Dear Montana,

I'm sorry it's taken me so long to reply to your post. The phone company has been working on or lines for the last two days, which meant the DSL was down.

I want you to know that everything you're feeling right now I've felt at times myself. If you've read my entire thread you'll see that I've questioned my love for my H. I think that is only natural considering the pain he's caused me. But I want you to ask yourself, do you think you'd be feeling the pain you're feeling if you didn't love your W? It may not be the same love as when you were first married, but that's because it's a more mature love. And the thing is, if there was love before, I really believe there can be love again. But it does take work and it does take time.

I must say I'm right there with you in the anger department. I can really get myself worked up sometimes. I have an excuse, though, they're called hormones [Eek!] . But seriously, I do think when those nasty hormones kick in my anger can get out of control and everything seems really bleak. Then they go away and things seem more manageable. I know this is not a help to you -- no hormones to deal with. But anger and resentment are two emotions that will surely be the death of both of our M's if we don't get them under control.
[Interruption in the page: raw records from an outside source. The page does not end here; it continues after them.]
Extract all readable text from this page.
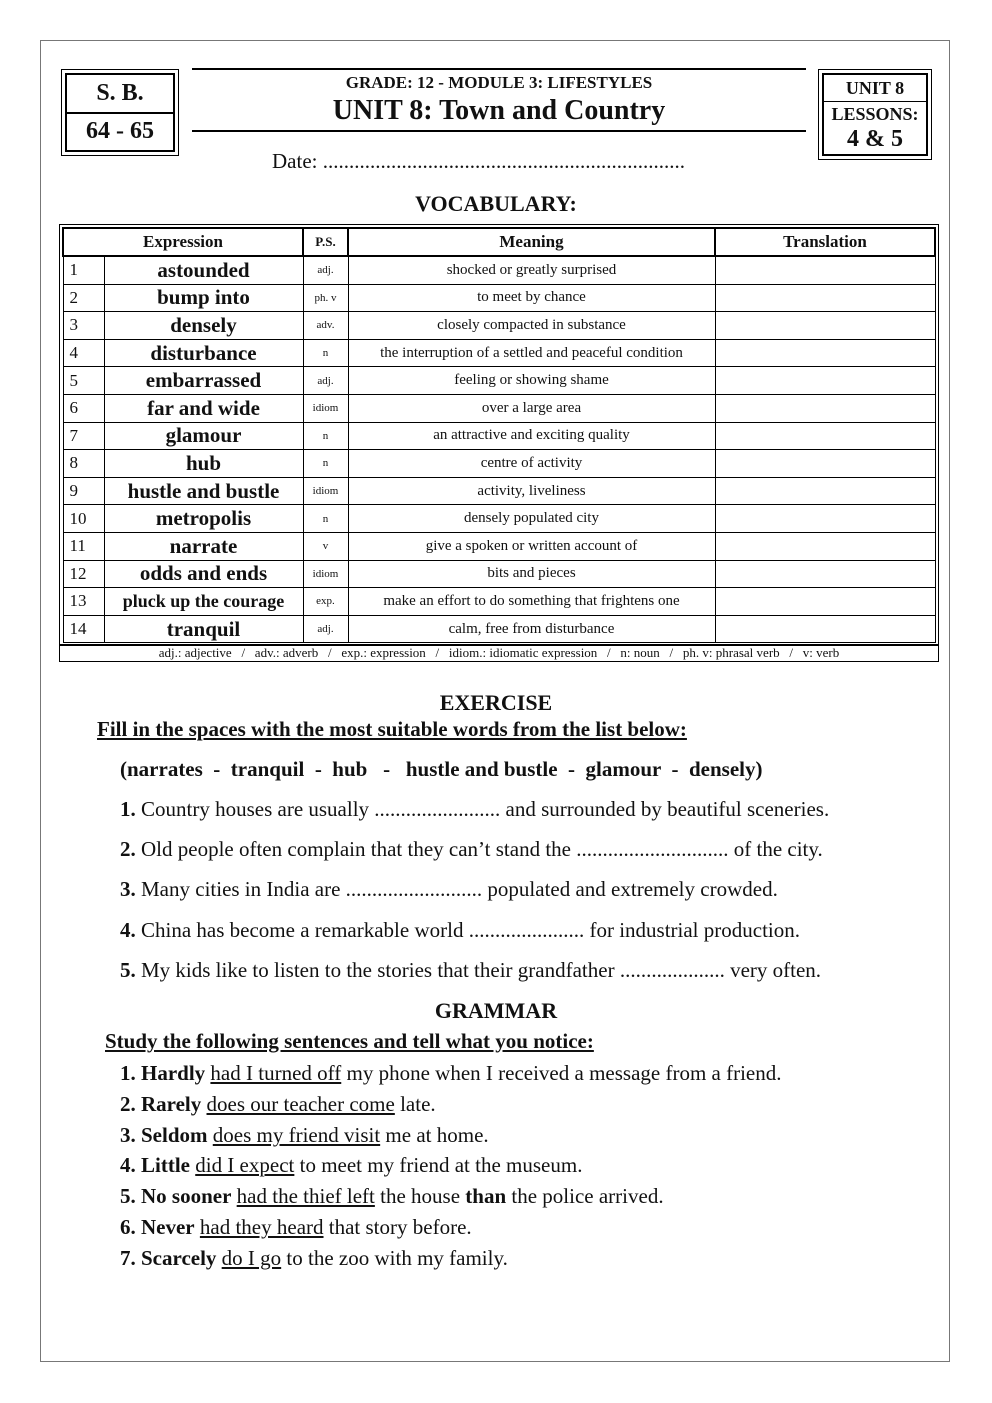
S. B.
64 - 65
GRADE: 12 - MODULE 3: LIFESTYLES
UNIT 8: Town and Country
UNIT 8
LESSONS:
4 & 5
Date: .....................................................................
VOCABULARY:
Expression		P.S.	Meaning	Translation
1	astounded	adj.	shocked or greatly surprised	
2	bump into	ph. v	to meet by chance	
3	densely	adv.	closely compacted in substance	
4	disturbance	n	the interruption of a settled and peaceful condition	
5	embarrassed	adj.	feeling or showing shame	
6	far and wide	idiom	over a large area	
7	glamour	n	an attractive and exciting quality	
8	hub	n	centre of activity	
9	hustle and bustle	idiom	activity, liveliness	
10	metropolis	n	densely populated city	
11	narrate	v	give a spoken or written account of	
12	odds and ends	idiom	bits and pieces	
13	pluck up the courage	exp.	make an effort to do something that frightens one	
14	tranquil	adj.	calm, free from disturbance	
adj.: adjective   /   adv.: adverb   /   exp.: expression   /   idiom.: idiomatic expression   /   n: noun   /   ph. v: phrasal verb   /   v: verb
EXERCISE
Fill in the spaces with the most suitable words from the list below:
(narrates  -  tranquil  -  hub   -   hustle and bustle  -  glamour  -  densely)
1. Country houses are usually ........................ and surrounded by beautiful sceneries.
2. Old people often complain that they can’t stand the ............................. of the city.
3. Many cities in India are .......................... populated and extremely crowded.
4. China has become a remarkable world ...................... for industrial production.
5. My kids like to listen to the stories that their grandfather .................... very often.
GRAMMAR
Study the following sentences and tell what you notice:
1. Hardly had I turned off my phone when I received a message from a friend.
2. Rarely does our teacher come late.
3. Seldom does my friend visit me at home.
4. Little did I expect to meet my friend at the museum.
5. No sooner had the thief left the house than the police arrived.
6. Never had they heard that story before.
7. Scarcely do I go to the zoo with my family.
You say your W is completely different than she was 6 years ago? Then maybe you should try thinking that your marriage is just starting now and the events of 6 years ago happened with an old girlfriend who is out of your life now. I know -- kinda hard to do. But really what I'm getting at is any little trick or game you can play with your mind like that might help. From the letter you posted that your W wrote you she sounds sincerely regrettful of the pain she's caused you -- and herself. Don't forget, she has to live with what she's done, too. She probably has a pretty slimy image of herself doing the things she did with the OM and almost destroying her marriage. She has her own demons to deal with.

Well, shoot. H wants to go for a ride on the hog. I'll be back.